Project Description

Nicholson’s

In about 1949, Marber joined an evening class in drawing and painting at St. Martin’s School of Art, London. During this time he befriended a member of staff, Roger Nicholson and a lifelong friendship began, which later included Romek working for Roger, and his brother Robert, on their Cunic office partition system.

When Robert turned to publishing, establishing Robert Nicholson Publications in the late sixties, he enlisted Marber as designer, triggering another successful collaboration. Robert had seen a gap in the market for well-designed, informative pocket guidebooks and in 1968 he produced Nicholson’s London Guide, the first of many Nicholson’s guidebooks that Marber would design covers for and the all-important internal typography.

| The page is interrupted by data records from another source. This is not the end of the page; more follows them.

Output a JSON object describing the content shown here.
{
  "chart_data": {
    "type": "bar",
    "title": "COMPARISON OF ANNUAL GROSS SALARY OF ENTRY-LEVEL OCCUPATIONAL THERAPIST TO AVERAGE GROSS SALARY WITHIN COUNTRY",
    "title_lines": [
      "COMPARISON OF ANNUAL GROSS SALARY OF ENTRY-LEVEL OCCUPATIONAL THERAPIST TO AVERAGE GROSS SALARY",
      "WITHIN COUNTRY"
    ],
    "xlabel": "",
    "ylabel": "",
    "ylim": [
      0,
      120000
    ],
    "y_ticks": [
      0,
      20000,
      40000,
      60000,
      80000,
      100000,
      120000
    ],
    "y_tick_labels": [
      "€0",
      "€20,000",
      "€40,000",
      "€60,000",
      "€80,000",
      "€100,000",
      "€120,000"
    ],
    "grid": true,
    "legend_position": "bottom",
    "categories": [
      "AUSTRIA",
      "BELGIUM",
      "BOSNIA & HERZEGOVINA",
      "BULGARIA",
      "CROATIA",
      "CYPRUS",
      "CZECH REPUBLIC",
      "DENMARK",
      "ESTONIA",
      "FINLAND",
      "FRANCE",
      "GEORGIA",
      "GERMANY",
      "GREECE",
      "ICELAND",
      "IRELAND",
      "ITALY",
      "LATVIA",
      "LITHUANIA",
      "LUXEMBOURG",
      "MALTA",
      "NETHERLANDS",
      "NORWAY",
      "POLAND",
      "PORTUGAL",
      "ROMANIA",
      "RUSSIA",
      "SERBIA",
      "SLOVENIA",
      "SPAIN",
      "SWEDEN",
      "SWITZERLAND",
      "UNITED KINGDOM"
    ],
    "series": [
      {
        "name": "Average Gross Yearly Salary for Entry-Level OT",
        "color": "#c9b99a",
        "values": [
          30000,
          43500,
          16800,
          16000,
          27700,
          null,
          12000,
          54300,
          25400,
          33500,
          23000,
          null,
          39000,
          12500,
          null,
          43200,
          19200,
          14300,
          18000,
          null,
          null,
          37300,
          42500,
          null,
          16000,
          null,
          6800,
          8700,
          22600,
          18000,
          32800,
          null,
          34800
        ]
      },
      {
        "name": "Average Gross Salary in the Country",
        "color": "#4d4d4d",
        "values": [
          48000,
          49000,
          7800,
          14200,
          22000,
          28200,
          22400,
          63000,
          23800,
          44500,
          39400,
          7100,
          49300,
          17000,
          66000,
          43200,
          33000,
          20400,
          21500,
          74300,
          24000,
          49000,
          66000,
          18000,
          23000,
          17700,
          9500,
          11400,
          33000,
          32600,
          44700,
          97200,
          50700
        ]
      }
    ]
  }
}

Marber’s ingenious register, clear layout, and attractive presentation of technical information was accessible and simple to use. The book was an immediate hit, at home and internationally. Marber designed a number of other Nicholson’s London guides which followed, including specialist guides for students and visitors. The most successful title, Nicholson’s London Street Finderwith Marber’s distinctive cover design, featured Marber’s arrow logo for Nicholson’s placed at the bottom right corner of the cover with its street map reveal. Such was the popularity and commercial success of the London street guides that many were reprinted in various editions and formats, in large numbers which brought Marber considerable repeat royalties. At the start of the 1970s, when Robert embarked on a new venture of Guides to London, Marber was appointed consultant designer to Robert Nicholson Publications. Realising that there was nothing about the River Thames, in 1969 Robert published Nicholson’s Guide to the Thames. Further guides on other popular themes were then released using the same concept of each section of map including references to pubs, towns and villages, and places of interest. Marber’s carefully considered information graphics were well-received. While the Centre Pompidou in Paris wrote to Marber to enquire about the possibility of using examples of Marber’s typography for Nicholson’s in their cartography exhibition, in the 1971 catalogue, Making The City Observable, the American architect and graphic designer Richard Saul Wurman declared, “Nicholson’s London Guide is one of the most convenient and comprehensive pocket guides to any major metropolitan centre in the world”.